クラウドAIは医療現場に革新をもたらしています。画像診断の精度向上や電子カルテの効率化、患者データの安全な共有を支え、医師の負担軽減と迅速な治療判断を実現するものです。遠隔診療や個別化医療にも活用が広がり、医療の質を高める次世代の基盤として注目されています。

以下の記事では、クラウドAIについても詳しく解説しています。

【関連記事:クラウドAIとは?メリットや導入時の注意点を知り業務に生かす

【外国人患者×AI】AI翻訳とは?RBMT・SMT・NMTの違いやサービスの選び方

AI翻訳は医療現場で言語の壁を解消し、グローバルな患者対応を可能にします。診療記録や研究論文の迅速な翻訳、外国人患者への多言語サポートにより、医療の質と効率の向上を支援するものです。専門用語にも対応するAI翻訳は、安全でスムーズなコミュニケーションを支える重要なツールとして注目されています。

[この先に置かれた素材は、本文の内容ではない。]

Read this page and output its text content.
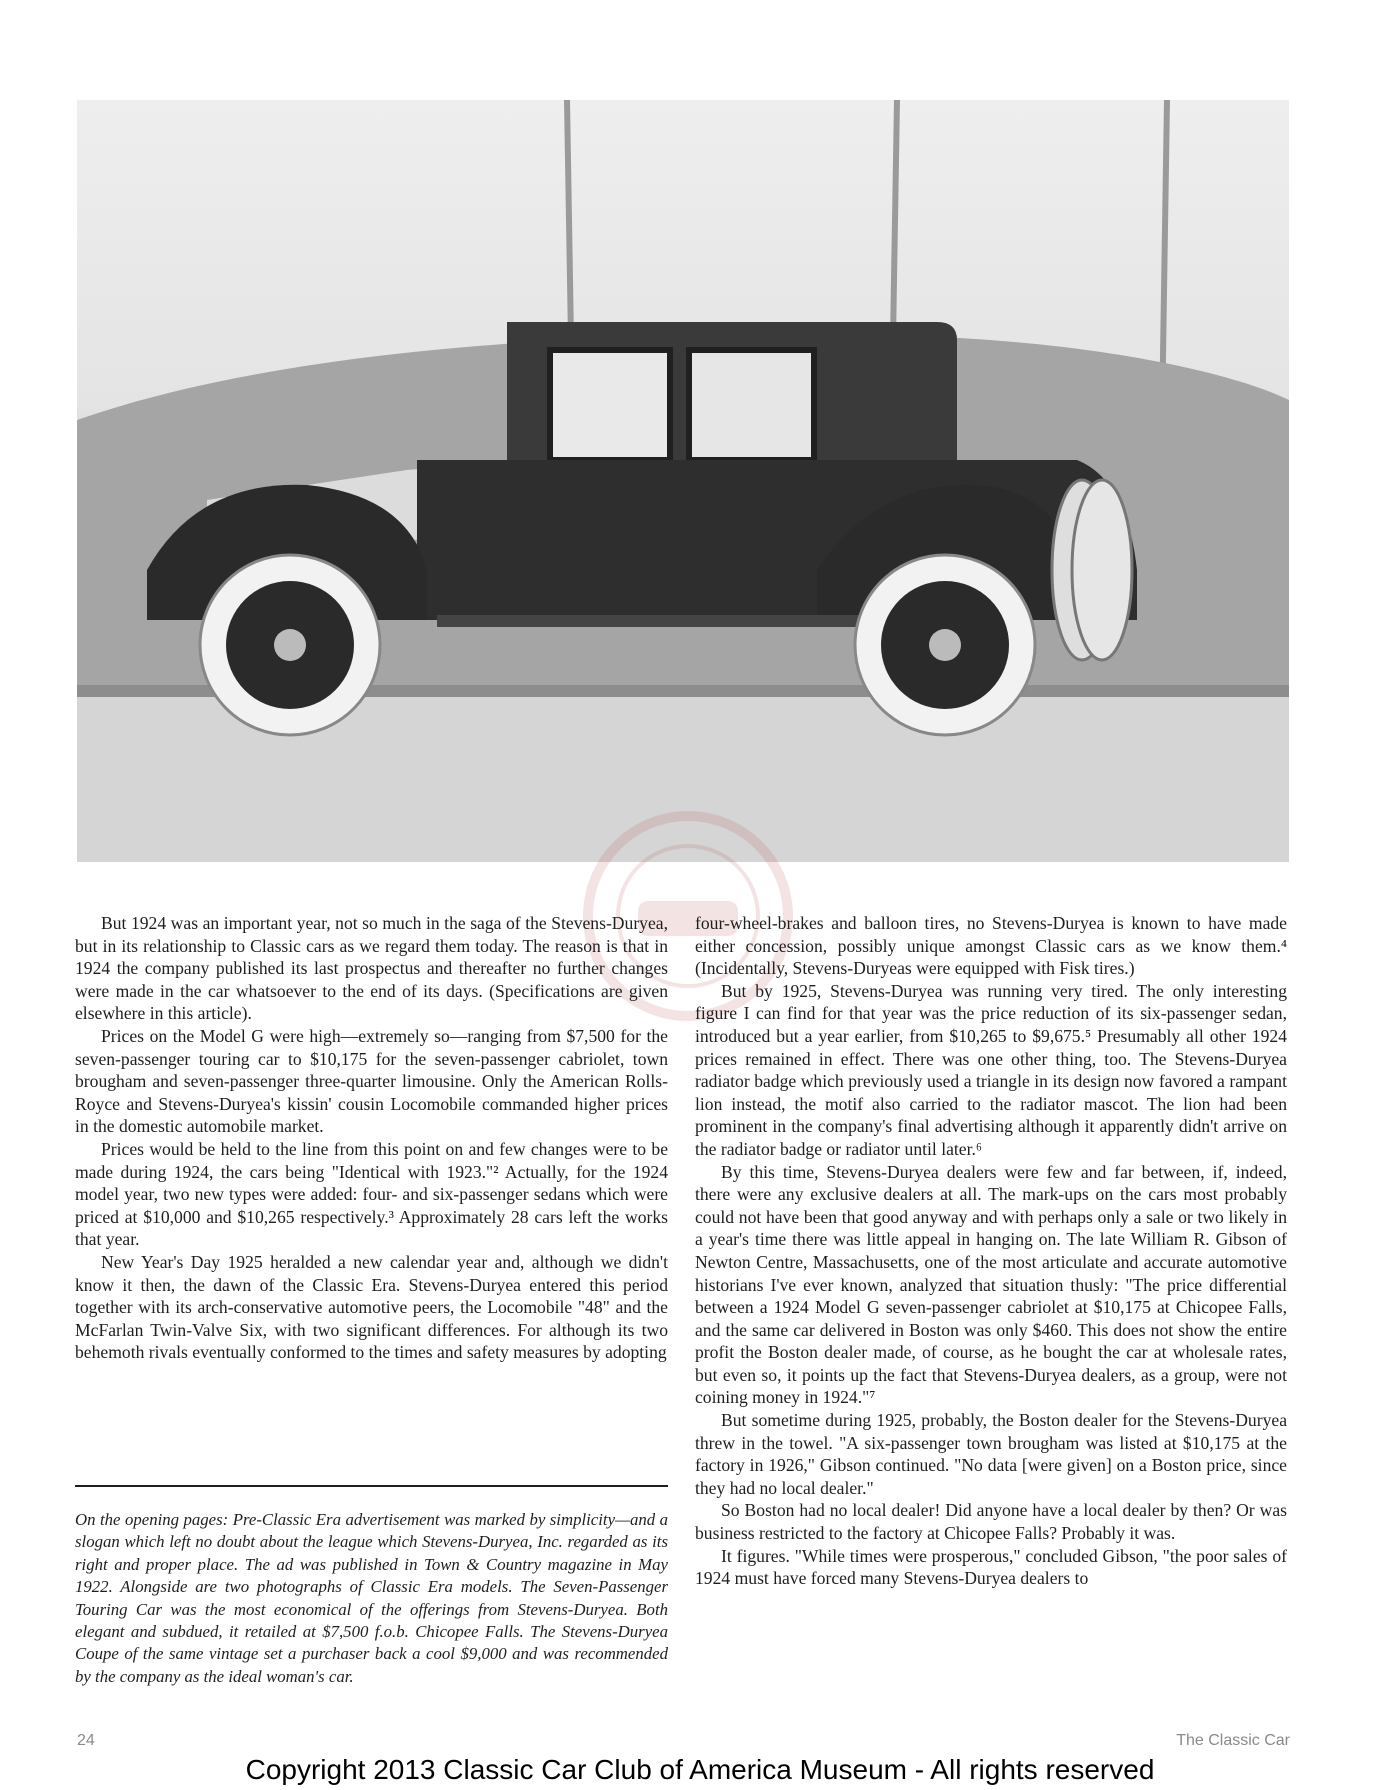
But 1924 was an important year, not so much in the saga of the Stevens-Duryea, but in its relationship to Classic cars as we regard them today. The reason is that in 1924 the company published its last prospectus and thereafter no further changes were made in the car whatsoever to the end of its days. (Specifications are given elsewhere in this article).

Prices on the Model G were high—extremely so—ranging from $7,500 for the seven-passenger touring car to $10,175 for the seven-passenger cabriolet, town brougham and seven-passenger three-quarter limousine. Only the American Rolls-Royce and Stevens-Duryea's kissin' cousin Locomobile commanded higher prices in the domestic automobile market.

Prices would be held to the line from this point on and few changes were to be made during 1924, the cars being "Identical with 1923."² Actually, for the 1924 model year, two new types were added: four- and six-passenger sedans which were priced at $10,000 and $10,265 respectively.³ Approximately 28 cars left the works that year.

New Year's Day 1925 heralded a new calendar year and, although we didn't know it then, the dawn of the Classic Era. Stevens-Duryea entered this period together with its arch-conservative automotive peers, the Locomobile "48" and the McFarlan Twin-Valve Six, with two significant differences. For although its two behemoth rivals eventually conformed to the times and safety measures by adopting

four-wheel-brakes and balloon tires, no Stevens-Duryea is known to have made either concession, possibly unique amongst Classic cars as we know them.⁴ (Incidentally, Stevens-Duryeas were equipped with Fisk tires.)

But by 1925, Stevens-Duryea was running very tired. The only interesting figure I can find for that year was the price reduction of its six-passenger sedan, introduced but a year earlier, from $10,265 to $9,675.⁵ Presumably all other 1924 prices remained in effect. There was one other thing, too. The Stevens-Duryea radiator badge which previously used a triangle in its design now favored a rampant lion instead, the motif also carried to the radiator mascot. The lion had been prominent in the company's final advertising although it apparently didn't arrive on the radiator badge or radiator until later.⁶

By this time, Stevens-Duryea dealers were few and far between, if, indeed, there were any exclusive dealers at all. The mark-ups on the cars most probably could not have been that good anyway and with perhaps only a sale or two likely in a year's time there was little appeal in hanging on. The late William R. Gibson of Newton Centre, Massachusetts, one of the most articulate and accurate automotive historians I've ever known, analyzed that situation thusly: "The price differential between a 1924 Model G seven-passenger cabriolet at $10,175 at Chicopee Falls, and the same car delivered in Boston was only $460. This does not show the entire profit the Boston dealer made, of course, as he bought the car at wholesale rates, but even so, it points up the fact that Stevens-Duryea dealers, as a group, were not coining money in 1924."⁷

But sometime during 1925, probably, the Boston dealer for the Stevens-Duryea threw in the towel. "A six-passenger town brougham was listed at $10,175 at the factory in 1926," Gibson continued. "No data [were given] on a Boston price, since they had no local dealer."

So Boston had no local dealer! Did anyone have a local dealer by then? Or was business restricted to the factory at Chicopee Falls? Probably it was.

It figures. "While times were prosperous," concluded Gibson, "the poor sales of 1924 must have forced many Stevens-Duryea dealers to

On the opening pages: Pre-Classic Era advertisement was marked by simplicity—and a slogan which left no doubt about the league which Stevens-Duryea, Inc. regarded as its right and proper place. The ad was published in Town & Country magazine in May 1922. Alongside are two photographs of Classic Era models. The Seven-Passenger Touring Car was the most economical of the offerings from Stevens-Duryea. Both elegant and subdued, it retailed at $7,500 f.o.b. Chicopee Falls. The Stevens-Duryea Coupe of the same vintage set a purchaser back a cool $9,000 and was recommended by the company as the ideal woman's car.
24	The Classic Car
Copyright 2013 Classic Car Club of America Museum - All rights reserved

次の記事では、AI翻訳についても詳しく解説しています。

【関連記事:AI翻訳とは?RBMT・SMT・NMTの違いやサービスの選び方

まとめ

病院やクリニック向けのAIサービスは、画像診断支援や医療文書作成支援など多様な領域で研究開発が進んでおり、医師の働き方改革など医療機関の課題解決に役立ちます。

クラウドAIサービスによる遠隔診療や個別化医療、AI翻訳による外国人患者の対応なども、医療機関を取り巻く環境の変化に対応するための重要な取り組みであり、今後の動向を注視する必要があります。